Enjoying unspoiled landscapes in an urban setting is no mean feat in a town as small as Key West, so I come here as often as I can to make pictures and memories of this useless open space that will itself soon only be a memory.
I have no doubt tennis courts and shade trees, parking and bike paths are all worthy things and an amphitheater could provide a spectacular setting for outdoor performances, yet I still wouldn't at all mind something less organized. I like the idea bruited by some less orthodox souls that the city create a park with fruit trees and perhaps space for a local market and so forth but I suppose needs must and paving is coming.
The Navy fond the land to be surplus to needs but decided at the last minute to close the basin to civilian boats thus scuppering plans to build a marina, a development the developers proposed would pay for the park in a rather dubious lease back program that had the city paying the developers to manage the marina. That's all gone now thanks to the Navy so perhaps development plans could be moved forward perhaps a skosh less grandiose. I have enjoyed lovely open air concerts inside Fort Zachary, and I shouldn't mind so doing agin.

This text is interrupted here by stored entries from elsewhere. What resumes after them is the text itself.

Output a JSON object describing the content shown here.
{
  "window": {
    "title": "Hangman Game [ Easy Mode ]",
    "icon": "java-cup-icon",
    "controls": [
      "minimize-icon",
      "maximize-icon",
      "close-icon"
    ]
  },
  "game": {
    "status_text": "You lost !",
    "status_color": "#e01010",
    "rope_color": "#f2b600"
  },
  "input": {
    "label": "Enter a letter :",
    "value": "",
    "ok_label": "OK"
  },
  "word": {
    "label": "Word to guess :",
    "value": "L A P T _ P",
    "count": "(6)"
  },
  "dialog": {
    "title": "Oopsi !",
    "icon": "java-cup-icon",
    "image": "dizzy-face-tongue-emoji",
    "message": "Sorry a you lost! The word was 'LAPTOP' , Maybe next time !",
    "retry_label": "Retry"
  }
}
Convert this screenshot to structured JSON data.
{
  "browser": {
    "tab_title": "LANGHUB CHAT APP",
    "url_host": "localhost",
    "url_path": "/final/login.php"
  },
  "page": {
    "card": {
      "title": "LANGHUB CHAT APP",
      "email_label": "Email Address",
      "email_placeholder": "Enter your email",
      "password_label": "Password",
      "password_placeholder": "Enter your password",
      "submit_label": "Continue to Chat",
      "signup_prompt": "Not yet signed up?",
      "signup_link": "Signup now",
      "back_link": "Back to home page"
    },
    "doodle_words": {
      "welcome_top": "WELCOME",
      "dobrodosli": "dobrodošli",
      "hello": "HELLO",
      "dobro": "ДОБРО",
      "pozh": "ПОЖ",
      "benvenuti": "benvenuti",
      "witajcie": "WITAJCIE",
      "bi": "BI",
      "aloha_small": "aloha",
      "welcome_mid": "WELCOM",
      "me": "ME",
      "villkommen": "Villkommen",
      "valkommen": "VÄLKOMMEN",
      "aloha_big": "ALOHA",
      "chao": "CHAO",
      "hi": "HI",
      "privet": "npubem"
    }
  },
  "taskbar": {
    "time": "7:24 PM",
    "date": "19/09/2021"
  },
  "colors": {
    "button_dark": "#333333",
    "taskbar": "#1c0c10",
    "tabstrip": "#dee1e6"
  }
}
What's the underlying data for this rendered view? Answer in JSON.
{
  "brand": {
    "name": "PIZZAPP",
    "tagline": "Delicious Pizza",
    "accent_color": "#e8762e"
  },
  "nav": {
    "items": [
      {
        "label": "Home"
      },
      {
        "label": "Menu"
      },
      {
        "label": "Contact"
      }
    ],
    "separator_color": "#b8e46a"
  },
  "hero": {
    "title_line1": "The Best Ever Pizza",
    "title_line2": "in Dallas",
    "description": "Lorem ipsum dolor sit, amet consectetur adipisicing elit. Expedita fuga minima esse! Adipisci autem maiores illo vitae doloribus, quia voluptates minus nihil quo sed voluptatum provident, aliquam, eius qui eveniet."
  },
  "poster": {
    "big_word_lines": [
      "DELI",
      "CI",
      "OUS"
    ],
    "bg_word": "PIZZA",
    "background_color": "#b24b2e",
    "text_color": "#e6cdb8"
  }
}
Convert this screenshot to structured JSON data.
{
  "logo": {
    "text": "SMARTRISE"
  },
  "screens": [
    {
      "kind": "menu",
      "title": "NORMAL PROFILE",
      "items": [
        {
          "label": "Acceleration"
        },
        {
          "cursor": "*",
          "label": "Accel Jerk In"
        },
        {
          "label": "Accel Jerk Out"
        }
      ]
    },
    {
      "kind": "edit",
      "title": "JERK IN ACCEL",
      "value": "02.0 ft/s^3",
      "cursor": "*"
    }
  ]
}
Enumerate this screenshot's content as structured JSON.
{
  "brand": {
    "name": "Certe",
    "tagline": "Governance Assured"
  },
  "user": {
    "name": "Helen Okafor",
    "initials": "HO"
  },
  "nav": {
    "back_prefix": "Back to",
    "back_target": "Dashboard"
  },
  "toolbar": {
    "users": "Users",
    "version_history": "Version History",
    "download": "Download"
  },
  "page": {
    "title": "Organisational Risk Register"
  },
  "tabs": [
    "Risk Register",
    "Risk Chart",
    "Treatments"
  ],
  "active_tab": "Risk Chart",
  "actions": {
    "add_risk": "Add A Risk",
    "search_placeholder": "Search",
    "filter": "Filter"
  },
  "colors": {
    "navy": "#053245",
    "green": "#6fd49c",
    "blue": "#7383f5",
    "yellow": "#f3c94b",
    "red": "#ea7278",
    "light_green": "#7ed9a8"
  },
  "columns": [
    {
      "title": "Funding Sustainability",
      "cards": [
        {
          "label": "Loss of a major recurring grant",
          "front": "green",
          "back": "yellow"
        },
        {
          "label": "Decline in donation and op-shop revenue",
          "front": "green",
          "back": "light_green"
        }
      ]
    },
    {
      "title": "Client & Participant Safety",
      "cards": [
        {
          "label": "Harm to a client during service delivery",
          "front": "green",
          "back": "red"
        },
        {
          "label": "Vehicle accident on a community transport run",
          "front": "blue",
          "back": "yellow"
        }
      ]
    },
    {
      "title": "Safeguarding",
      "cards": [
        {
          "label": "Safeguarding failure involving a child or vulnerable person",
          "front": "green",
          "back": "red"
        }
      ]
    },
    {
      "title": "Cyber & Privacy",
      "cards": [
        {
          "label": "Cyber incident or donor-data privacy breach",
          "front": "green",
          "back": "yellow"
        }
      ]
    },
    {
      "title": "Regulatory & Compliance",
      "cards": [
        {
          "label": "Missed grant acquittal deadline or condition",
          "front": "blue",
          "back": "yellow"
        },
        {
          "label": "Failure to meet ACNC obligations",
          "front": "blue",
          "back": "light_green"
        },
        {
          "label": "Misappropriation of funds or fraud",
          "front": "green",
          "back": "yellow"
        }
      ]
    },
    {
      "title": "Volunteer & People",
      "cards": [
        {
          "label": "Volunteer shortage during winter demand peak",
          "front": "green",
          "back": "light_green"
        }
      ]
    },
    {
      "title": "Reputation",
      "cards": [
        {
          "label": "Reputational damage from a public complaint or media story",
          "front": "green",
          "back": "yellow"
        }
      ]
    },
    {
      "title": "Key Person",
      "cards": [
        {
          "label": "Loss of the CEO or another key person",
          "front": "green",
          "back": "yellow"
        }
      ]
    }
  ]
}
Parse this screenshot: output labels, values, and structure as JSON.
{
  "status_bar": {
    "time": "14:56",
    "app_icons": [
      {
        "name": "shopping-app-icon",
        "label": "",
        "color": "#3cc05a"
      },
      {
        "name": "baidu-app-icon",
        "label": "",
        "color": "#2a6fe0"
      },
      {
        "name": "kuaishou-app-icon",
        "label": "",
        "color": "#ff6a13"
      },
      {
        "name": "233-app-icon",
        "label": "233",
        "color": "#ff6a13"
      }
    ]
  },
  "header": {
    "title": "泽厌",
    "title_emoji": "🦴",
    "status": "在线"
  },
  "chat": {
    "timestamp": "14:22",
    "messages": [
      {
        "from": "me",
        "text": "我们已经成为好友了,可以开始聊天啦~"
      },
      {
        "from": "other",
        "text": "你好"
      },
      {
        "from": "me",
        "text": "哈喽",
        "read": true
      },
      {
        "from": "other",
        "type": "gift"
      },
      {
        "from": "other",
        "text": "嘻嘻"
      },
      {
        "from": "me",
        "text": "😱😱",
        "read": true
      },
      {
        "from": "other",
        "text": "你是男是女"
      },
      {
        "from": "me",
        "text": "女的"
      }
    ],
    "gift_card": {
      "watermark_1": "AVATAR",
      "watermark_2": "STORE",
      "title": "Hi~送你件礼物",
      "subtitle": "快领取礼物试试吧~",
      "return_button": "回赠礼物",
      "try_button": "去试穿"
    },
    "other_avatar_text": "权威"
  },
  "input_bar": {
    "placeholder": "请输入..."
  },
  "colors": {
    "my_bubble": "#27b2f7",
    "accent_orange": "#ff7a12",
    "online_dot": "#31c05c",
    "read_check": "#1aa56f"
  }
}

The cool morning air gave crispness and clarity to the air and I thoroughly enjoyed trailing Cheyenne in her endless pursuit of who-knows-what across the waterfront.
And we were alone, the bliss of summer in Key West. A good time to walk and think and say nothing.
Mornings have been good for a while. After the warm dry winter I expected by way of compensation an early hot wet summer. It has rained but the heat and humidity usually slow Cheyenne down quite a bit. Thus we have been walking quite a lot among the homes and trees of the Lower Keys.
Looking east from Big Pine Key dawn looks similar to anyplace else I guess.
Cheyenne tends to walk with her nose down, mine is up usually.
And then after the sun comes up the colors come to life in the city:
Camping in the mountains of California I'd wake up and watch the sun scale a line of granite, the shadows retreating as the sun progressed over the valleys. Here in the flatlands the movement of the sun is measured by the retreat of shade across a street.